Placemaking for Sustainable Development

Introduction

Communities everywhere are looking for ways to strengthen their economic competitiveness and to do so in less wasteful and more sustainable ways. Placemaking and branding are sometimes considered too ephemeral to be a development strategy, yet, they are very cost effective. Given the importance of retaining and attracting talent, placemaking can be the centerpiece that helps coordinate and give other development tools coherence.

What is Sustainable Placemaking

Local leaders should think about placemaking as a process of facilitating the collective private initiatives of businesses and residents in each neighborhood. This may seem counter to the common notion that placemaking is a way of making your community more attractive to those fickle and footloose creatives. We believe that the sustainable success of every community will come from those who are already there and those who may want to join them in raising families and building local businesses. So the primary goal of placemaking is to do things that make the community better for those already there.

Placemaking and branding isn’t about turning a community into something it is not. It is about helping communities make the most of what they have, nurturing a shared vision that attracts local private interests to make their unique contributions. The community will experiment and generate businesses to meet the needs of the local neighborhoods. Some will fail, but others will survive and over time the business community will be fine-tuned to the needs of local and visiting customers.

Placemaking is important to making our cities and towns more sustainable because it increases the power of local businesses and residents to succeed in ways that reinforce local assets and nurture uniquely appropriate ventures to each community. These kinds of neighborhoods will have a much easier time satisfying their needs with locally grown businesses employing local residents.

The private sector does most of the placemaking. Local government can still help coordinate, reform regulations and provide small scale incentives that help guide private efforts in ways that multiply the impact. We recommend a bottom-up approach where local leaders engage the community to encourage competitive experimentation. These experiments can take a variety of forms, but they share a few things in common. First, they are the idea of residents and businesses, not outside consultants. Second, they should be small scale.

Placemaking only works at a fine-grained level. Generally, the place is somewhere that can be explored on foot. This reinforces people’s perception of the area as a place. It is hard to create a sense of place if you have to drive from venue to venue. Cities and larger districts can be supported by branding efforts. Branding can help communicate the assets of a place, but is secondary to place making. We always recommend that when working on a placemaking effort that the stakeholders actually walk it. They should also watch how others walk it.

Two Placemaking Tactics

Once you have engaged your community, it is okay to give them some broad parameters or concepts if they have trouble identifying some immediate initiatives. Two options include improving local connectivity and events.

Building connections helps local residents take advantage of existing assets. Most neighborhoods have separated land uses. In many cases, however, these land uses are nearby. Yet, they lack the physical infrastructure that would permit households and businesses to more easily access each other. There are often relatively low-cost ways to lower the barriers to connecting uses. This can increase value for residents and businesses. Ask what connections the community thinks would be most valuable. You can also observe pedestrian patterns to see where people are trying to overcome a failed public infrastructure. The presence of dirt paths along roadways or through abandoned parcels is a clear sign that pedestrians are trying to make connections. Painting crosswalks and other visual ques that let drivers know the route is used by pedestrians improves safety. Where low-cost interventions improve connectivity, and increase use, in the next round, the community may decide to reinforce these links with more permanent fixes like better signage, lighting and sidewalks.

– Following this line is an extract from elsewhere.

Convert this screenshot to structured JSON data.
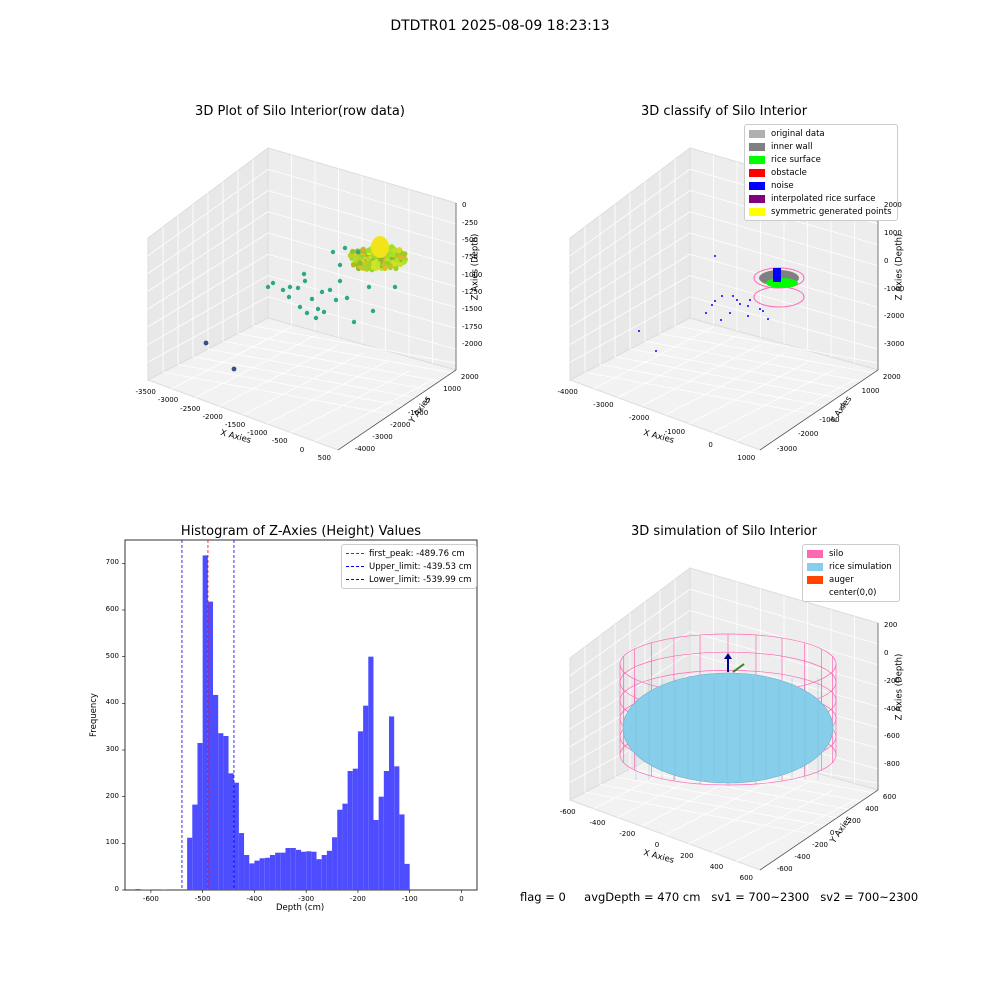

Placemaking can be facilitated by regular events. Events can help build social capital in a community. These need not be extravagant. Indeed, they should start small with little cost. Gather the stakeholders and ask what they would like to do. With a small budget, several experiments can be tried by different interests in the neighborhood. The successful ones can be singled out for additional support. In every case, however, these programs will be more sustainable if they grow organically. Planning a first time, major blow-out event is a good way to build excitement that is hard to maintain the following year. Financial sustainability is also hard to maintain when you start with a big budget in year one.

Placemaking strategies are focused on helping a neighborhood identify its strengths and opportunities and make the most of its assets. Every neighborhood is unique and they will vary in their successes. Regardless of its potential, every neighborhood can become a sustainable, identifiable place. This gives its residents a sense of pride and makes a net contribution to the social, economic and fiscal sustainability of its home city.